Girlfriend is in the management program. She makes more than me with an immensely better work life balance, but the culture is terrible, and the work is incredibly mundane. There's really no reason for them to recruit the caliber of talent they do. They're also pretty shady when it comes to firing people. If you can't conform to the strange corporate culture, you'll be gone pretty quick.

If you have specific questions, feel free to PM me

 

In case you never found your info, i suggest you read glassdoor. The reviews are pretty damning. One reviewer eevn mentioned that people are beginning to write books about the management development/management trainee program: McMaster-Carr: The Interview Process and Work Environment

http://www.amazon.com/gp/product/B0190S4VAM?keywords=%20McMaster-Carr%3…

It must be pretty screwed up based on what I read.

 

Received an offer and all I can say is the base salary is interesting. -This post has been updated since its 2023 posting. 2024 Update: DON'T ACCEPT THE OFFER, RUN AWAY PLEASE! I originally completely deleted this post's discussion of the TC so that more undergrads would FOLLOW THE BLATANT WARNINGS across the internet and not be naive. LISTEN TO THE NIGHTMARE REVIEWS AND H0RROR STORIES - IT'S BEYOND AWFUL.

 

Run. If you have a sliver of ambition or desire to learn, run as fast and as far away from McM as possible. At this point, they are just a well-oiled machine that doesn't need or desire to innovate. The only work at that company boiled down to day-to-day operations supervising. There's no marketing, no M&A, and it took them 30 years to open a new branch in Texas (because the tech infrastructure by IBM from the 80s couldn't handle more than 5 branches, I kid you not. ) Terrible location (unless you want to live in the suburb at the age of 22), unambitious peers, and no skill to learn beside truly basic excel stuff. The only thing going for them is the compensation, which is why their Glassdoor rating is between 2.5-3.5 for everything but compensation. I worked there for a year and felt my brain melting from the lack of intellectual stimulation.

 

That's pretty valid and insightful. Considering this awful market and my ability to generate substantial savings in 2-3 years, it seems foolish to disregard it. I don't think a lack of intellectual stimulation is my biggest concern right now. Going to a big bank sweatshop during a downturn or working 50-70 hrs a week on powerpoints also wouldn't give me any more desire to learn than what's been described to me.

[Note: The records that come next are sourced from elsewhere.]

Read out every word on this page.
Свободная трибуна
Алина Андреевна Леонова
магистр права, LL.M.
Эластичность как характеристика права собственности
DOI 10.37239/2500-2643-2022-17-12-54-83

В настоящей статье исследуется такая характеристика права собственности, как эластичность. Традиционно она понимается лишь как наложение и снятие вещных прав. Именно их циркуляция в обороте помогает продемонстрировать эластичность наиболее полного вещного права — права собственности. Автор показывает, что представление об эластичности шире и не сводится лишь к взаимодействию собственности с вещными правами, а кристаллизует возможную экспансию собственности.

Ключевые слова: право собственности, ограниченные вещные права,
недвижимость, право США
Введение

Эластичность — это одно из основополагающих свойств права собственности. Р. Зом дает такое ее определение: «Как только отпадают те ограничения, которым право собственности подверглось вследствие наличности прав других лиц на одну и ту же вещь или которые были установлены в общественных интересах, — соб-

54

I am curious to hear more about your experience though. Dm? - 2024 Update: DON'T TAKE THE OFFER RUN PLEASE LISTEN.

 

Haven’t heard this name in forever…funny to see they are still offering pretty big pay. To add onto the post above, I briefly considered taking this job out of college many years ago for the pay but I reached out to a few people who spent time there (there was a surprising amount of people working there out of college from super good schools which I thought was odd knowing they were a hardware distributor located in Sante Fe Springs) and the collective message I got was it is a boring graveyard of lifers with archaic infrastructure, processes, and management where you will learn nothing. If you just want to collect a paycheck than maybe it’s fine but it seemed like everyone I talked to regretted starting there.